Requiem for a Dream est un film américain de Darren Aronofsky sorti en l’an 2000, qui suit la déchéance de plusieurs protagonistes, aux prises avec l’addiction.
Le film suit Harry Goldfarb, sa mère Sara, son amoureuse Marion et son gars-sûr, Tyrone. Quatre personnes issues des cités dortoir de Brooklyn et qui poursuivent leurs rêves personnels en se démêlant avec les conséquences de leurs dépendances.
Le film est formellement très bon. C’est déjà un point à souligner. La direction d’acteurs (qui sont entre-temps devenus des « stars ») est top, la musique ultra marquante et grave (sans pathos) a fait date et c’est un euphémisme de le dire vingt ans après la sortie du film. Le scénario est d’une limpidité exemplaire (pas toujours une évidence chez ce réalisateur) et les effets de montage servent à exprimer ce que ressentent les personnages avec autant de clarté que si une voix-off nous traduisait leurs pensées. C’est vraiment évident pour Sara, qui subit la faim, l’ennui et les vicissitudes d’une vie trop exposée à la télévision à coup de montage très explicatifs.

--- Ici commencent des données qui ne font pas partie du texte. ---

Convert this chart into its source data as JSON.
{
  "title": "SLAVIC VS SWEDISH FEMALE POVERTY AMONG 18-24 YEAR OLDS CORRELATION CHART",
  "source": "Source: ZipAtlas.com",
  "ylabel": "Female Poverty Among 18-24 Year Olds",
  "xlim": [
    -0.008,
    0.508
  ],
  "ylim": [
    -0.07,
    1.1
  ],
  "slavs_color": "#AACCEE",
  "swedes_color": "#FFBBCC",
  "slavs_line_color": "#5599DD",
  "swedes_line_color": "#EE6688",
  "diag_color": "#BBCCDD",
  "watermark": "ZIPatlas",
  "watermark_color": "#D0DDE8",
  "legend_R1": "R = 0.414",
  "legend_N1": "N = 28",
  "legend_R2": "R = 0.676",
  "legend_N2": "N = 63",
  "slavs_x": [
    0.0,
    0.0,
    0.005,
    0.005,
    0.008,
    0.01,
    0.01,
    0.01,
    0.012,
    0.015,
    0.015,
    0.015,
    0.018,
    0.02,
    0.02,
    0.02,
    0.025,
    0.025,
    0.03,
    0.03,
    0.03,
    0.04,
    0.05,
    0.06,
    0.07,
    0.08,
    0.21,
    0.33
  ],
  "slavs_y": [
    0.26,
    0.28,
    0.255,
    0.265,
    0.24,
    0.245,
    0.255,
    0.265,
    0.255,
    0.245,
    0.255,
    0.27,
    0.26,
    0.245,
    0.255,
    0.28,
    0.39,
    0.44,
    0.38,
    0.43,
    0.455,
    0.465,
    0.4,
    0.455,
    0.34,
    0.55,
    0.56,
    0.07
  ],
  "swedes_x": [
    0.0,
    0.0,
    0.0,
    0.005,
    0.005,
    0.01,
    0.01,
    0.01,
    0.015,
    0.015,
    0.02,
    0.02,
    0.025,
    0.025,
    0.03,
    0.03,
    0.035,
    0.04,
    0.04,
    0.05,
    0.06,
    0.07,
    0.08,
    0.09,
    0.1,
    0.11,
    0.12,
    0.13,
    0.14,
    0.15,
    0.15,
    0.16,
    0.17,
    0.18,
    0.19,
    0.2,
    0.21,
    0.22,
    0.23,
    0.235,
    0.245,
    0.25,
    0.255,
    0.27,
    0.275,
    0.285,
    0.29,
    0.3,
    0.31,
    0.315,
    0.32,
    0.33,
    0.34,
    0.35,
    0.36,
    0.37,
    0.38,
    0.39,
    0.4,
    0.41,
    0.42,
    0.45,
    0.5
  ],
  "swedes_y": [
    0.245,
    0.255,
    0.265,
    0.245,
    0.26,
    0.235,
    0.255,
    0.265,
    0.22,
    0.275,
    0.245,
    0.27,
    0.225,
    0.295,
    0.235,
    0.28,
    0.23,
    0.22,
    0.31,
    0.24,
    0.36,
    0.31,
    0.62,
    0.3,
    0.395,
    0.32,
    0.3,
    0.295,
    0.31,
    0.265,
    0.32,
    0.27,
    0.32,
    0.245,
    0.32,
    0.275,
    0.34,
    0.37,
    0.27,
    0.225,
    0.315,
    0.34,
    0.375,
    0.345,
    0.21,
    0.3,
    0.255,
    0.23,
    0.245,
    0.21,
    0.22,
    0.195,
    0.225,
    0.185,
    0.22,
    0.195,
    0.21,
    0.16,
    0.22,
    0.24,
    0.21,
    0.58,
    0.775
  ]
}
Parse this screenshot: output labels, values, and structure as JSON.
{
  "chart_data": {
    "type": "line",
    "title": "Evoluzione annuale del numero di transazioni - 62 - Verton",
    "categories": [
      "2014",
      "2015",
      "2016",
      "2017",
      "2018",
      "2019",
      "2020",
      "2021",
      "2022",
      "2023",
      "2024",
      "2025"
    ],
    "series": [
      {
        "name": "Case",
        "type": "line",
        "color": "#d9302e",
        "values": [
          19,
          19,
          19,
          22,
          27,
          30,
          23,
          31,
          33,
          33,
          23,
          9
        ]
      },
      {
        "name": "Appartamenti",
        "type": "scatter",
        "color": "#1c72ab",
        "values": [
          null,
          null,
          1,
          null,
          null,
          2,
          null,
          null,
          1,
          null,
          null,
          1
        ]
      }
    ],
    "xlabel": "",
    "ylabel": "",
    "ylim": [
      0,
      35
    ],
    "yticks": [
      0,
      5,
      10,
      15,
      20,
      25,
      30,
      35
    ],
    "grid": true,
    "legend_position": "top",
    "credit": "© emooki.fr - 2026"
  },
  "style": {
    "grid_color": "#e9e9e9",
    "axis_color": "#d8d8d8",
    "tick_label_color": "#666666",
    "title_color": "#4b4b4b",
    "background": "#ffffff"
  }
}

Cependant, utiliser le film pour dresser un portrait-robot de l’usager de drogue serait dangereux et fallacieux. D’ailleurs, une zone de flou bienvenue entoure la consommation de drogue : si les scènes d’injections sont très graphiques mais peu figuratives (sauf la dernière dans un abcès violacé), aucun détail n’est donné sur la nature du produit. Nous n’avons pas encore lu le livre pour savoir si le mystère s’y dissipe, mais il est intéressant de noter qu’à part pour Sara, le ou les produit(s) consommé(s) gardent une part de mystère.
Ni un film éducatif ni un documentaire
Pour le profane, l’équation est simple : injection = héroïne. Cependant, l’héroïne étant un dépresseur, elle ne donne pas vraiment la pêche, et on ne voit pas les personnages « piquer du nez » (s’endormir). De plus, l’héroïne rétractant la pupille, la vidéo qui illustre la prise de drogue est peu juste (car on y voit une pupille qui se dilate à fond). Mais alors, peut-être de la cocaïne ? Qui est un autre produit qui s’injecte et provoque un fort fort craving. De plus la cocaïne dilate les pupilles. Mais juste après la première scène de défonce, on retrouve Tyrone et Harry dans un snack, les usagers le savent : les stimulants coupent la faim.
Bref, tout ça pour dire qu’il ne faut pas prendre Requiem for a Dream comme un film éducatif ou un documentaire. Il raconte les trajectoires très dramatiques de quatre personnages en proie aux addictions qui s’enferment tour à tour dans ses mécanismes les plus sordides. Seuls, terriblement seuls sans aucune aide extérieure, aucun secours communautaire ni aucune porte de sortie possible.
Aucune démarche de réduction des risques dans tout ça. Mais pourquoi ? Le film élude la question du matériel à usage unique, comme celui du partage de matos. Alors que vu l’époque peu de doute subsiste sur les grandes difficultés à trouver des services de santé. Le film laisse sans filet ses personnages partir en couilles. Le gentil et joli couple formé par Marion et Harry se laisse aller dans une consommation complaisante de l’autre pour mieux se reprocher d’avoir fini le produit et contraindre l’autre à l’obligation de trouver de la drogue. Les bons copains inoffensifs Tyrone et Harry s’embrigadent dans du trafic de stup alors que la place est déjà occupée par des réseaux qui n’ont pas froid aux yeux.
D’ailleurs, si on arrive à s’extraire d’une grille de lecture moralisatrice et manichéenne, on peut se rendre compte qu’aucun des personnages n’est foncièrement mauvais et que c’est les moyens qu’ils se donnent pour réaliser leurs « rêves » ainsi qu’un grand isolement qui les mènent au chaos. Dans les toutes dernières scènes, deux copines de Sara vont la voir à l’hôpital. Elles sortent et s’effondrent après l’entrevue, la scène est déchirante.